Солдат и Царь. том второй - страница 5



– Ух ты моя маленькая, роялюшка моя. Как давно я на тебе не играл. А вот щас поиграю на душеньке моей.

Обе руки на клавиши положил.

Михаил смотрел: черная-белая, черная-белая, и так торчат в рояльной пасти все эти зубы – то черные, то белые. В ночи – светятся. В караульной темно. Илюшка внес зажженную керосиновую лампу. В лампе, внутри, трепетал, умирал и рождался опять смутный, мерцающий сквозь всю закопченную жизнь, хилый огонь. Красный. И тут красный. Странный красный фитиль, красно горит.

«И неужто будет играть? Брямкать по этим черным, белым зубам?»

Мошкин вжал пальцы в клавиши, а потом побежал ими по клавишам, и из рояля полезли, поползли, а потом и полетели упрямые звуки. Звуки жили отдельно, а Мошкин отдельно. Неужели он все это делал своими руками?

«И где только научился?»

Мошкин запел мощно, пьяно, фальшиво и все-таки красиво.

– Ах, зачем эта ночь! Та-а-ак была хороша… Не болела бы грудь! Не страдала б душа!

Солдаты знали эту песню. Подхватили.

– Полюбил я ийо-о-о-о… Полюбил горячо-о-о-о! А она на любовь… смотрит так холодно…

Лямин крепко почесал себе грудь поверх гимнастерки. «Фу, пахну, стирать одежду надо, в баню надо. Когда еще поведут?»

В стекло часто, мотаясь под теплым сильным ветром, била усыпанная крупными зелеными почками ветка.

«Будто сердце бьется».

– И никто не вида-а-ал… как я в церкви стоял!.. Прислонившись к стене-е-е… безутешно… рыда-а-а-ал!

– Слышьте, ребята! Кончайте вы это уныние! Оно же и смертный грех, однако! Однако давайте-ка наши, родненькие припевочки! Эх-х-х-х!

Илюшка нес стаканы, вставленные один в другой, высокой горкой. Раздавал стрелкам. Солдаты брали стаканы, вертели, переворачивали, нюхали.

– Чисто ли вымыт, нюхашь?

– А как иначе!
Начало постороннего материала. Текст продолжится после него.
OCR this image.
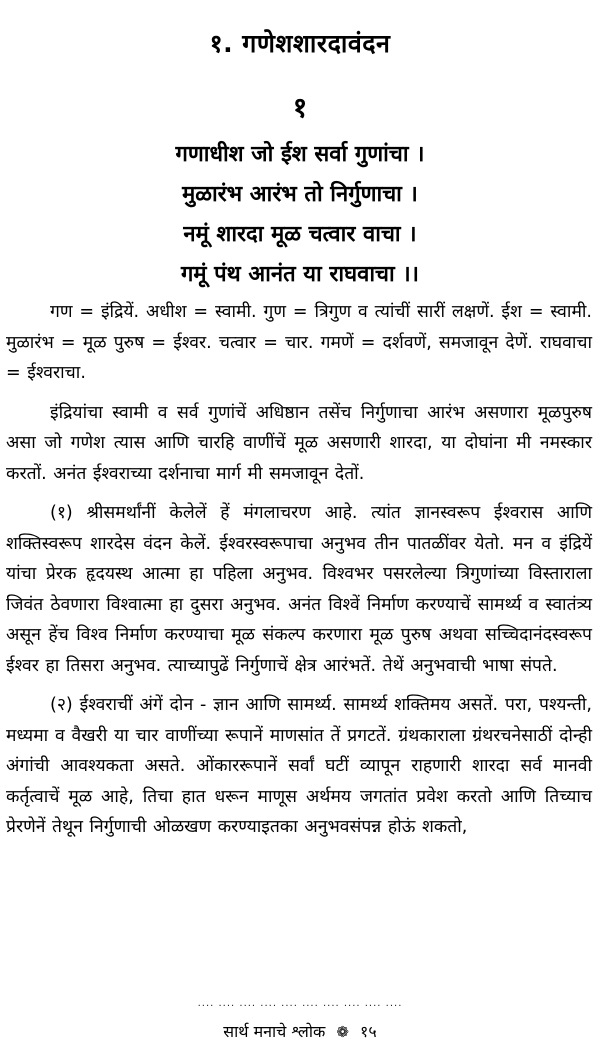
१. गणेशशारदावंदन
१
गणाधीश जो ईश सर्वा गुणांचा ।
मुळारंभ आरंभ तो निर्गुणाचा ।
नमूं शारदा मूळ चत्वार वाचा ।
गमूं पंथ आनंत या राघवाचा ।।

गण = इंद्रियें. अधीश = स्वामी. गुण = त्रिगुण व त्यांचीं सारीं लक्षणें. ईश = स्वामी. मुळारंभ = मूळ पुरुष = ईश्वर. चत्वार = चार. गमणें = दर्शवणें, समजावून देणें. राघवाचा = ईश्वराचा.

इंद्रियांचा स्वामी व सर्व गुणांचें अधिष्ठान तसेंच निर्गुणाचा आरंभ असणारा मूळपुरुष असा जो गणेश त्यास आणि चारहि वाणींचें मूळ असणारी शारदा, या दोघांना मी नमस्कार करतों. अनंत ईश्वराच्या दर्शनाचा मार्ग मी समजावून देतों.

(१) श्रीसमर्थांनीं केलेलें हें मंगलाचरण आहे. त्यांत ज्ञानस्वरूप ईश्वरास आणि शक्तिस्वरूप शारदेस वंदन केलें. ईश्वरस्वरूपाचा अनुभव तीन पातळींवर येतो. मन व इंद्रियें यांचा प्रेरक हृदयस्थ आत्मा हा पहिला अनुभव. विश्वभर पसरलेल्या त्रिगुणांच्या विस्ताराला जिवंत ठेवणारा विश्वात्मा हा दुसरा अनुभव. अनंत विश्वें निर्माण करण्याचें सामर्थ्य व स्वातंत्र्य असून हेंच विश्व निर्माण करण्याचा मूळ संकल्प करणारा मूळ पुरुष अथवा सच्चिदानंदस्वरूप ईश्वर हा तिसरा अनुभव. त्याच्यापुढें निर्गुणाचें क्षेत्र आरंभतें. तेथें अनुभवाची भाषा संपते.

(२) ईश्वराचीं अंगें दोन - ज्ञान आणि सामर्थ्य. सामर्थ्य शक्तिमय असतें. परा, पश्यन्ती, मध्यमा व वैखरी या चार वाणींच्या रूपानें माणसांत तें प्रगटतें. ग्रंथकाराला ग्रंथरचनेसाठीं दोन्ही अंगांची आवश्यकता असते. ओंकाररूपानें सर्वां घटीं व्यापून राहणारी शारदा सर्व मानवी कर्तृत्वाचें मूळ आहे, तिचा हात धरून माणूस अर्थमय जगतांत प्रवेश करतो आणि तिच्याच प्रेरणेनें तेथून निर्गुणाची ओळखण करण्याइतका अनुभवसंपन्न होऊं शकतो,

.... .... .... .... .... .... .... .... .... ....
सार्थ मनाचे श्लोक ❁ १५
Выблюешь же, ежели – из грязи пить!

– Да по мне хоть из лужи, был бы самогон крепкий!

– Повар Гордей, наливай!

Обе бутыли, притащенные Мошкиным, стояли на рояльной крышке.

Мошкин встал, качнулся, но удержался на ногах; зубами открыл одну бутылку, вторую, ему подносили стаканы, и он наливал так – из обеих рук. И ни капли на пол не сронил, такой аккуратный.

Солдат Переверзев закрутил, завертел гармошку, растянул, сжал, гармошка издала пронзительный визг, потом зачастил, забегал пальцами по пуговицам, и сам зачастил голосом, выталкивая веселые жгучие слова из щербатого рта:

– Ты куда мене повел,
Такую косолапую?!
Я повел тебе в сарай,
Немного поцарапаю!

Частушку подхватил, вернее, вырвал изо рта у Федора покрасневший после глотка водки Илюшка. Он подбоченился, вцепился себе в ремень, выставил вперед ногу в гармошкой сморщенном сапоге.

– Гармонист, гармонист,
Торчат пальцы вилками!
Ты сыграй мне, гармонист,
Как бараю милку я!

Подскочил, упер руки в боки Степан Идрисов:

– Эх, яблочко,
Ищо зелено!
Мне не надо царя,
Надо Ленина!

Все пили. Опустошали стаканы.

Стакан в руке у Михаила обжигал лютым холодом, запотел, будто стоял на льду или в погребе, и вот его вытащили и втиснули ему в кулак.

Он пил, глотал, самогон дохнул в него чем-то былым, забытым, – домашним. Пьянками, пирушками из детства – когда разговлялись на Пасху, когда, после смертей и поминок, друзья притекали к отцу, стукали четвертями об стол, рассаживались и сидели долго, и пили, и голосили песни, и быками ревели: плакали так.

Федор кинул Лямину через веселые шары, теплые кегли голов, юно и бодро подбритых, косматых, седых, лысых:

– А ты чо не поешь? Али не наш, не русский?!